Joseph Amigo, Rooholla Khorrambakht, Elliot Chane-Sane, Nicolas Mansard, Ludovic Righetti

Outline

This paper explores how to improve the learning efficiency of reinforcement learning (RL) by leveraging simulator derivatives. While existing gradient-based approaches have demonstrated superior performance compared to non-derivative approaches, accessing the simulator's gradients remains challenging due to implementation costs or inaccessibility. Model-based reinforcement learning (MBRL) can approximate these gradients using learned dynamic models, but prediction errors accumulate during training, potentially reducing solver efficiency and degrading policy performance. In this paper, we propose a method that decouples trajectory generation and gradient computation. Trajectories are developed using a simulator, and gradients are computed using backpropagation through the simulator's learned differentiable model.
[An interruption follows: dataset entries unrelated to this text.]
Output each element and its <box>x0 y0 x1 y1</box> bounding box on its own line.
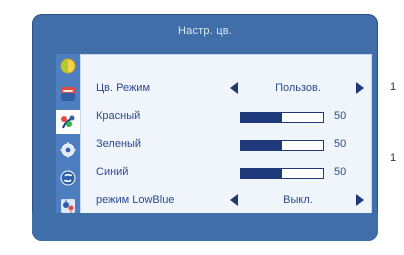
green-level-bar[interactable] <box>240 140 324 151</box>
osd-sidebar <box>56 54 80 224</box>
arrow-right-icon[interactable] <box>356 194 364 206</box>
osd-menu: Настр. цв. Цв. Режим Пользов. Красный 50… <box>32 14 378 241</box>
row-value: Пользов. <box>275 82 321 94</box>
row-green[interactable]: Зеленый 50 <box>80 134 372 154</box>
page: 1 1 Настр. цв. Цв. Режим Пользов. Красны… <box>0 0 404 255</box>
red-level-fill <box>241 113 282 122</box>
side-label-1: 1 <box>390 81 397 93</box>
row-value: Выкл. <box>283 194 313 206</box>
osd-title: Настр. цв. <box>177 25 233 37</box>
row-lowblue-mode[interactable]: режим LowBlue Выкл. <box>80 190 372 210</box>
arrow-left-icon[interactable] <box>230 82 238 94</box>
settings-panel: Цв. Режим Пользов. Красный 50 Зеленый 50 <box>80 54 372 224</box>
row-label: Синий <box>96 166 129 178</box>
osd-footer <box>32 213 378 241</box>
green-level-fill <box>241 141 282 150</box>
blue-level-fill <box>241 169 282 178</box>
row-label: Цв. Режим <box>96 82 151 94</box>
sidebar-item-brightness[interactable] <box>56 54 80 78</box>
row-red[interactable]: Красный 50 <box>80 106 372 126</box>
image-icon <box>61 87 75 101</box>
row-label: Красный <box>96 110 141 122</box>
red-level-value: 50 <box>334 110 347 122</box>
row-blue[interactable]: Синий 50 <box>80 162 372 182</box>
osd-settings-icon <box>60 142 76 158</box>
row-label: режим LowBlue <box>96 194 175 206</box>
row-label: Зеленый <box>96 138 142 150</box>
blue-level-bar[interactable] <box>240 168 324 179</box>
arrow-right-icon[interactable] <box>356 82 364 94</box>
red-level-bar[interactable] <box>240 112 324 123</box>
brightness-icon <box>60 58 76 74</box>
row-color-mode[interactable]: Цв. Режим Пользов. <box>80 78 372 98</box>
sidebar-item-color[interactable] <box>56 110 80 134</box>
sidebar-item-osd-settings[interactable] <box>56 138 80 162</box>
green-level-value: 50 <box>334 138 347 150</box>
reset-icon <box>60 170 76 186</box>
color-icon <box>61 115 75 129</box>
sidebar-item-image[interactable] <box>56 82 80 106</box>
arrow-left-icon[interactable] <box>230 194 238 206</box>
sidebar-item-reset[interactable] <box>56 166 80 190</box>
blue-level-value: 50 <box>334 166 347 178</box>
side-label-2: 1 <box>390 152 397 164</box>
This hybrid design enables efficient and consistent first-order policy optimization even when simulator gradients are unavailable, and allows for learning more accurate evaluators from simulated trajectories. The proposed method achieves the sample efficiency and speed of specialized optimizers like SHAC while maintaining the generality of standard approaches like PPO and avoiding the misbehavior observed in other first-order MBRL methods. We experimentally validate the algorithm on benchmark control tasks and demonstrate its effectiveness on a real Go2 quadruped robot in both quadruped and biped walking tasks.

Takeaways, Limitations

Takeaways:
An efficient reinforcement learning method is presented to overcome the difficulties of the simulator gradient approach.
Improving the efficiency and stability of first-order policy optimization by separating trajectory generation and gradient calculation.
Combining the sample efficiency of SHAC with the generality of PPO.
Validation of the algorithm's effectiveness through actual robot experiments.
Overcoming Limitations (prediction error accumulation) of existing MBRL methods.
Limitations:
Further research is needed on the generality of the proposed method and the problem domains to which it can be applied.
Further analysis is needed to determine how the accuracy of the learned differentiable model affects overall system performance.
Performance evaluation is needed in more complex and diverse robotic systems and environments.
Further verification of scalability in high-dimensional state spaces is needed.